I've been trying to do things differently with my daughter...I've been trying really hard, and there are some days when it's easier then others, especially if she really pushes my buttons, or I am already having a very anxiety-prone day (heart racing about leaving the house, or numb and crying because I had to deal with someone, or needing to pull over to the side of the road mid-drive). I try to hug her and support her, be consistent, and listen to her. She's a lot like me as a kid, though. Ever since she was a baby she's been very high-strung. Whatever emotions she's having are very strong and right at the surface...it can be exhausting to deal with.

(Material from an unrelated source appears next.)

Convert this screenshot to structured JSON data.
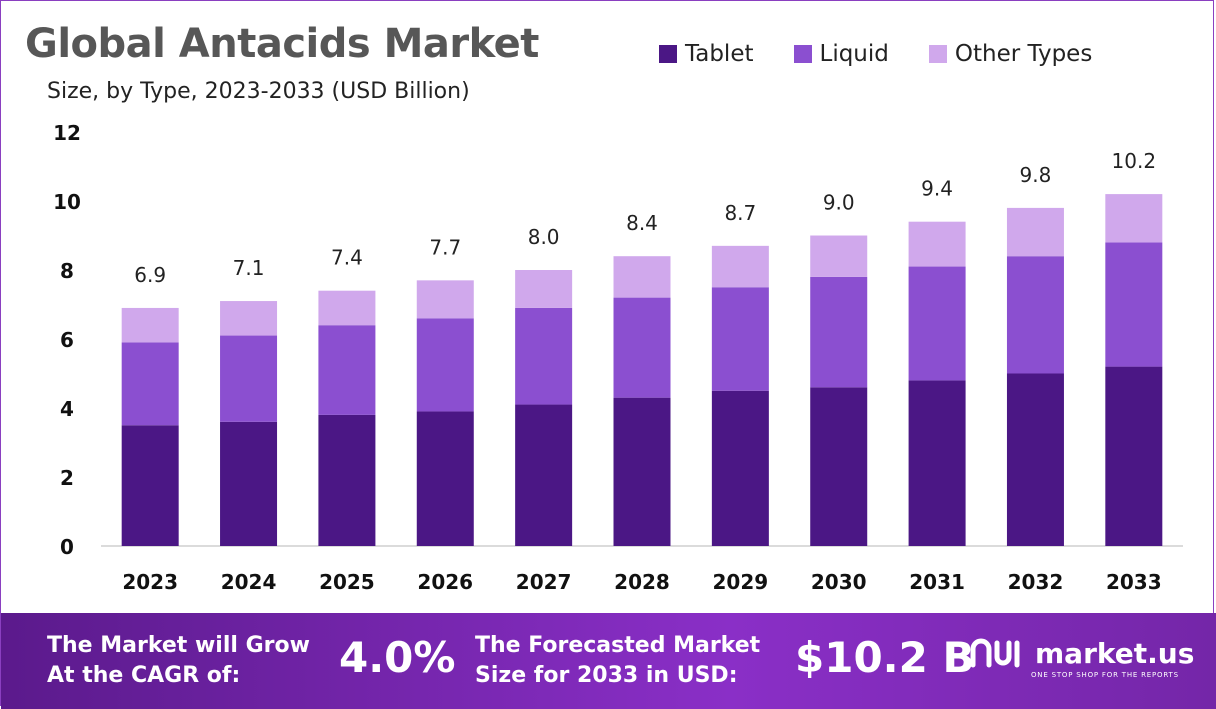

She was getting bullied in school, and so I pulled her out. So far the homeschooling is going well, but she misses having other kids to play with every day...even though she was getting picked on to the point that she was wetting her pants at school (1st grade), or going and lying face down until someone got her at the end of recess(her teacher's response was to punish her). She is engaged, and she's smart--I think she was acting up out of boredom.
If she doesn't want to do something, though, it's impossible. I'm willing to work around a lot, wait until she wants to do something, or find a more attractive way to go about it (or rewards, I'm fine with those! we have a cool ticket system we've started doing at it works great). Some things, though, I put my foot down on, like cleaning up her own toys. She needs the responsibility lesson. Lately, when we get to things like picking up toys, she will start to hit and slap herself, and I am beside myself. I don't know what to do about it! She didn't do it when younger--I think she did it once or twice for attention as a toddler, and I didn't react, so she never did it again. I am really not proud of myself right now: earlier this week, she did it again and I spanked her. Great logic there, mom...
I turned to the internet, and everything is about scary shit like autism spectrum disorders(or the sort of people who see anything wrong and immediately assume a kid's been abused), but I don't see that in her. Given me as a kid, and her as a 6 year old, I could potentially see ADHD or anxiety, but I'm finding little about either that is useful, and I as nervous as I am about seeing a doctor for me, the idea of going and having a doctor put pressure on me to medicate a tiny kid puts me through the roof. I remember being that age, and having the emotions get so HUGE sometimes, it felt like I'd explode...by the time I was 12 I started binge eating, and it turned into bulimia. I had friends who had similar problems and self-harmed.
Can anyone think of something I'm missing here? A possible blind spot? Ideas? It makes me ill to see her and worry that she'll turn to more serious self harm when she gets bigger unless I find a way to help her.